I agree that there seems to be good evidence for the ‘one learning algorithm’ hypothesis… but there also seems to be reasonable evidence for modules that are specialized for particular tasks that were evolutionary useful; the most obvious example would be the extent to which we seem to have specialized reasoning capacity for modeling and interacting with other people, capacity which is to varying extent impaired in people on the autistic spectrum.
Even if one does assume that the cortex used the same learning algorithms for literally everything, one would still expect the parameters and properties of those algorithms to be at least partially genetically tuned towards the kinds of learning tasks that were most useful in the EEA (though of course the environment should be expected to carry out further tuning of the said parameters). I don’t think that the brain learning everything using the same algorithms would disprove the notion that there could exist alternative algorithms better optimized for learning e.g. abstract mathematics, and which could also employ a representation that was better optimized for abstract math, at the cost of being worse at more general learning of the type most useful in the EEA.
The paper you linked to is long-winded. I jumped to the section titled “Do Modules Require Their Own Genes?”. I skimmed a bit and concluded that the authors were missing huge tracks of key recent knowledge from comp and developmental neuroscience and machine learning, and as a result they are fumbling in the dark.
Learning will automatically develop any number of specialized capabilities just as a natural organic process of interacting with the environment. Machine learning provides us with concrete specific knowledge of how this process actually works. The simplest explanation for autism inevitably involves disruptions to learning machinery, not disruptions to preconfigured “people interaction modules”.
Again to reiterate—obviously there are preconfigured modules—it is just that they necessarily form a tiny portion of the total circuitry.

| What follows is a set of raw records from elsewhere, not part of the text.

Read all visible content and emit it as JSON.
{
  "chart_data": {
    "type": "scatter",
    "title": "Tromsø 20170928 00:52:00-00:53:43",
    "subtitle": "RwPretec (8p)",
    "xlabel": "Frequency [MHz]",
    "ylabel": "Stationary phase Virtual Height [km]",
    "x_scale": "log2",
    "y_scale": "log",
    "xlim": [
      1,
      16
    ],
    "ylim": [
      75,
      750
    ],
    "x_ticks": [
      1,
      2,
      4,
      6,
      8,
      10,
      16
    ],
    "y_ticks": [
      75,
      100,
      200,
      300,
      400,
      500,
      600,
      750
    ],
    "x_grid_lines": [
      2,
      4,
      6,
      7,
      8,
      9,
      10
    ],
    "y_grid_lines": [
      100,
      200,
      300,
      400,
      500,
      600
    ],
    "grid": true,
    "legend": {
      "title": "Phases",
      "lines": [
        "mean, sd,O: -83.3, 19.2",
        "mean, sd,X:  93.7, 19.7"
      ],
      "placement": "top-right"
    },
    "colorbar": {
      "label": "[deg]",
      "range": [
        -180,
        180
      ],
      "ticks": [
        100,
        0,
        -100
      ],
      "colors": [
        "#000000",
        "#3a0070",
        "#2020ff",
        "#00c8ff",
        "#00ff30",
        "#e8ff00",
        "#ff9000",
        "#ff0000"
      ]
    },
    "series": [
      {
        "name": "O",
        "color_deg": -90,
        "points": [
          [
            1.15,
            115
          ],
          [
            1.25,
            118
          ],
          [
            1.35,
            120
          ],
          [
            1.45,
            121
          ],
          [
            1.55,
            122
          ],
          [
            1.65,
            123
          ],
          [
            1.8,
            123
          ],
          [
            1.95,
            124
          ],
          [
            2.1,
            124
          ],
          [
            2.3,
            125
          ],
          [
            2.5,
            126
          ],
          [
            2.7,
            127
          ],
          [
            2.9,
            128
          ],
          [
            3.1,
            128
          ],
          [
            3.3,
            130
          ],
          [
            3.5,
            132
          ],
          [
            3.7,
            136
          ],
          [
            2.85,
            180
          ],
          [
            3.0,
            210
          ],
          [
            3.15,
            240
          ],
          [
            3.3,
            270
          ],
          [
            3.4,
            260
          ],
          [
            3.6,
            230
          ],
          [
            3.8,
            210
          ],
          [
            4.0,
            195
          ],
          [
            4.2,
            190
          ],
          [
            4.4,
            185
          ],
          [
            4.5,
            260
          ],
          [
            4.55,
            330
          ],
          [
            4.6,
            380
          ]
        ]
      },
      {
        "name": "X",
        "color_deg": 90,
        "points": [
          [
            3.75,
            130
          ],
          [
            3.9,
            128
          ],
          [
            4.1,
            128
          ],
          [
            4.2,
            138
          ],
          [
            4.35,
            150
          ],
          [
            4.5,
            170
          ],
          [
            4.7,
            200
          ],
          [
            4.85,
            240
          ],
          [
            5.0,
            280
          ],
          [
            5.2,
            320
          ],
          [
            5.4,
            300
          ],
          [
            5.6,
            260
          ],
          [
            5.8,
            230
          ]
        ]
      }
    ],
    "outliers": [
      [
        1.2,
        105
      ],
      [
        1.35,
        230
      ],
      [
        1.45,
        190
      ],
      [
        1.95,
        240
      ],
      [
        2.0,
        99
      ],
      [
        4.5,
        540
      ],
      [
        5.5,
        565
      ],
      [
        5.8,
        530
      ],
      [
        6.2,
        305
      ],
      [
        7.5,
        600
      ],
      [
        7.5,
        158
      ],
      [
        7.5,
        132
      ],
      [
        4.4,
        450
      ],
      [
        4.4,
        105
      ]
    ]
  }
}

Perhaps, perhaps not. Certainly genetics specifies a prior over model space. You can think of evolution wanting to specify as much as it can, but with only a tiny amount of code. So it specifies the brain in a sort of ultra-compressed hierarchical fashion. The rough number of main modules, neuron counts per module, and gross module connectivity are roughly pre-specified, and then within each module there are a just a few types of macrocircuits, each of which is composed of a few types of repeating microcircuits, and so on.
Using machine learning as an analogy, to solve a specific problem we typically come up with a general architecture that forms a prior over model space that we believe is well adapted to the problem. Then we use a standard optimization engine—like SGD—to handle the inference/learning given that model. The learning algorithms are very general purpose and cross domain.
The distinction between the ‘model prior’ and the ‘learning algorithm’ is not always so clear cut, and some interesting successes in the field of metalearning suggest that there indeed exists highly effective specialized learning algorithms for at least some domains.
Compare jacob_cannell’s earlier point that
Do we know or can we reasonably infer what those optimization criteria were like, so that we can implement them into our AI? If not, how likely and by how much would we expect the optimal solution to change?